Tes amis essayent de te convaincre qu'il est trop tard. Mais trop tard, ça fait déjà longtemps que vous avez dépassé ce stade alors tu t'entêtes. Tu veux discuter avec elle, lui dire les mots qui répareront tout. Tu veux la voir, être face à face pour te sentir vivre. C'est ce soir, tant que tout est encore frais ; tant qu'elle n'a pas encore pris de décision ou du moins tu l'espères. Tu y crois dur comme fer parce que tu n'as pas d'autres alternatives. Tu hésites malgré tout sous le porche, la tête encore pleine d'alcool, l'équilibre précaire. Ton corps prend la décision pour toi, tu trébuches sur la sonnette et regrettes ton acte à la seconde même où tu l'entends résonner dans le lointain. Dans le jardin, tu vois la lumière de sa chambre s'allumer. Tu espères – encore – ne pas l'avoir réveillée, ne pas l'avoir tirée de ce monde meilleur, de celui qu'on ne veut pas quitter. Tu l'entends descendre, tu l'entends soupirer de l'autre côté de la porte. Tu ne peux t'empêcher de te redresser, de te raidir. Tu es prête et tu ne l'as jamais si peu été en même temps. Tu ne sais pas ce qui se cache derrière cette porte – elle n'a pas encore ouvert d'ailleurs. Cela doit être sa décision donc tu ne pousses pas. Tu détestes cette attente, ce moment d'incertitude car tu la sens hésiter, reculer.

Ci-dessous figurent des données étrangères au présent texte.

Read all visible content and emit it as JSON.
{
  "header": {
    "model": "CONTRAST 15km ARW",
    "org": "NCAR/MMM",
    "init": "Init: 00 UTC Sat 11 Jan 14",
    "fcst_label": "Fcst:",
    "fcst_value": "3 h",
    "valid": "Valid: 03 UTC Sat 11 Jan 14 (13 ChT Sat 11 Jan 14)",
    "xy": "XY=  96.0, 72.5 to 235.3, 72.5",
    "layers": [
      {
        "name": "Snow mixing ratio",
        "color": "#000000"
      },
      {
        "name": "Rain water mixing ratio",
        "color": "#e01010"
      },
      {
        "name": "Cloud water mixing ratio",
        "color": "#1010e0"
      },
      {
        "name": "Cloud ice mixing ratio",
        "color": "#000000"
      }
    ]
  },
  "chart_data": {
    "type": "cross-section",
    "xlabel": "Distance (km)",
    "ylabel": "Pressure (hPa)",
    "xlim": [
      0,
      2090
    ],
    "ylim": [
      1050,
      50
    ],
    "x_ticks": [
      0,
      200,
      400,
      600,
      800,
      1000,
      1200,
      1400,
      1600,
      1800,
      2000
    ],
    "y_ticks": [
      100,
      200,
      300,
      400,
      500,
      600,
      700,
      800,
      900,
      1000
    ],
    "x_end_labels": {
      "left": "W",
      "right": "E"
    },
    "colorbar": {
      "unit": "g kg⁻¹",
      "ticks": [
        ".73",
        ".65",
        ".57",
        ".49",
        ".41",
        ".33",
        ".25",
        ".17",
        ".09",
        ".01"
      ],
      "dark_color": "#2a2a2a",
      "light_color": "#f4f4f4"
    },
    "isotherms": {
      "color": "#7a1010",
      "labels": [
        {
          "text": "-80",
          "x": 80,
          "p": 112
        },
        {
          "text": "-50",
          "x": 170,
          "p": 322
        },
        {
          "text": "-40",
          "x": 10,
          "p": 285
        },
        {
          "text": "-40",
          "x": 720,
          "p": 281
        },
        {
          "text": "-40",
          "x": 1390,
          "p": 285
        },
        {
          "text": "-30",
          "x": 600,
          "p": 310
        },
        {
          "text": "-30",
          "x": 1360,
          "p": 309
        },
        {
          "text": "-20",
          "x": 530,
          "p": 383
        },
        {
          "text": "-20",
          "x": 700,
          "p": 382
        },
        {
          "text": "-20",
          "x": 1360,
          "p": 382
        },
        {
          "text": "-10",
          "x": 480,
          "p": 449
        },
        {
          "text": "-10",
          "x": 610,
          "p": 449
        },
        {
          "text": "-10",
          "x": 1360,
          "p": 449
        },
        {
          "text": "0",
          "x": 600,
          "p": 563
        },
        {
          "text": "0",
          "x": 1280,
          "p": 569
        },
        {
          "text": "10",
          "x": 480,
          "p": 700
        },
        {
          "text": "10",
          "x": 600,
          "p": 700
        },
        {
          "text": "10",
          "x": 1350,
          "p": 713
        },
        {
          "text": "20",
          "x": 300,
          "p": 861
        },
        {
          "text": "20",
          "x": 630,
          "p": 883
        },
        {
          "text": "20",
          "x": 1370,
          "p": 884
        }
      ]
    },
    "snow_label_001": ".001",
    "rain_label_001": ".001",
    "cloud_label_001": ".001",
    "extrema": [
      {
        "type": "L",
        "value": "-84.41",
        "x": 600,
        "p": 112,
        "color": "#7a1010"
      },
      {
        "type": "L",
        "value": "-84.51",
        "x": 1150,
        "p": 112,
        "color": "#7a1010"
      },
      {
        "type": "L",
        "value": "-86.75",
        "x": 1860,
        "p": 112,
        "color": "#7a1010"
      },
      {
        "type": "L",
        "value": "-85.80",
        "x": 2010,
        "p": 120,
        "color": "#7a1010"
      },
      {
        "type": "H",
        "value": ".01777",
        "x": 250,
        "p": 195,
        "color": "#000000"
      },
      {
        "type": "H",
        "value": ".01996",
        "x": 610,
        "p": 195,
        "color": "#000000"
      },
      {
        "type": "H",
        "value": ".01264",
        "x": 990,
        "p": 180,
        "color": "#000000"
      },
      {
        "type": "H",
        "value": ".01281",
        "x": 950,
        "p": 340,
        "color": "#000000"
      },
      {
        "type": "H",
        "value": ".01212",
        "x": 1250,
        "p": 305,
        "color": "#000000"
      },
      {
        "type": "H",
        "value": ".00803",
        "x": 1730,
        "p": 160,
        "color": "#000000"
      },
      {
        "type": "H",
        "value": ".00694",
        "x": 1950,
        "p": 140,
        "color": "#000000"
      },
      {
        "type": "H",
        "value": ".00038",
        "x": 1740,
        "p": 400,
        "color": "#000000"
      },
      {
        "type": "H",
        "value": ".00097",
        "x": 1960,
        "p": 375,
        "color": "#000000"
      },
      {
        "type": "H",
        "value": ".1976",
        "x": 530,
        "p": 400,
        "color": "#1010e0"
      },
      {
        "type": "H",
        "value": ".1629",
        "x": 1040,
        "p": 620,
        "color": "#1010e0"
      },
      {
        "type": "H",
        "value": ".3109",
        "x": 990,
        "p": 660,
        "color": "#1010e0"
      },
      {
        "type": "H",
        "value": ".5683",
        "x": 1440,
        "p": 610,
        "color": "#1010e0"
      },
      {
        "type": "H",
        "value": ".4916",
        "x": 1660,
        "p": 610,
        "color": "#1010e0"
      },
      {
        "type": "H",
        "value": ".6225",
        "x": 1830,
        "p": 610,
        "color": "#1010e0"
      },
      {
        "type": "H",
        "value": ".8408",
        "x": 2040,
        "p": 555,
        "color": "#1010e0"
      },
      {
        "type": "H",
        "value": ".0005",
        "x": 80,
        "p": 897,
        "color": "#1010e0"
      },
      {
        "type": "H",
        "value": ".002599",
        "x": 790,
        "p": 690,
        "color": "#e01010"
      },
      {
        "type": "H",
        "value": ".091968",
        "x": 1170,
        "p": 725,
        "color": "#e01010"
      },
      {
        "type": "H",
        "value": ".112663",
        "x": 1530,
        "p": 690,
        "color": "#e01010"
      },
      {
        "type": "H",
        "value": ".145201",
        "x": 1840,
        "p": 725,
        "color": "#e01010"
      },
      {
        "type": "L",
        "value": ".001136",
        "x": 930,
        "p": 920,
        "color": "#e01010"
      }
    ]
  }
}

Et puis, elle se trouve face à toi. Tu sais. Tu sais à cette seconde. C'est le moment où tout se termine même si rien n'a encore commencé. Tu te détestes pour avoir gâché ta chance. Dans ses yeux, tu ne vois que la fin comme un coucher de soleil sur une longue journée. Seulement pour une fois, tu ne te souviens pas d'avoir vécu cette journée. Ton cœur bat rapidement. Elle te fait du mal sans le vouloir. Vous parlez. Tu t'excuses. Tu ne te vois pas faire autrement. Tu détestes ce moment mais c'est une étape obligatoire. Tu as envie de lui demander un délai, d'attendre encore un peu, de te laisser une chance. Tu sais que si vous essayez maintenant le timing ne sera pas bon. Vous n'êtes pas prêtes. Vous êtes perdues. Alors tu fais ce que tu dois faire, tu recules dans la nuit. Tu la laisses pleurer de ses larmes que tu ne peux effacer parce qu'elles sont invisibles à l'œil nu. Toi, tu sais qu'elles sont là. Leur miroir coule à l'intérieur de ton propre corps. Tu as tant de regrets, tant de remords mais tu ne peux plaider pour une chance.
Et pourtant, quand tu t'éloignes cette nuit-là, tu te dis que tout ça n'était pas du vent, ce n'était pas seulement des mots. Tu les pensais, tu les vivais, tu les respirais. Mais quoi de plus traitre qu'une parole qui s'envole et finit toujours par s'évanouir dans le lointain. Tu sais que tu l'as perdue pour ce soir mais que peut-être, tu pourras, plus tard, changer ces mots en réalité.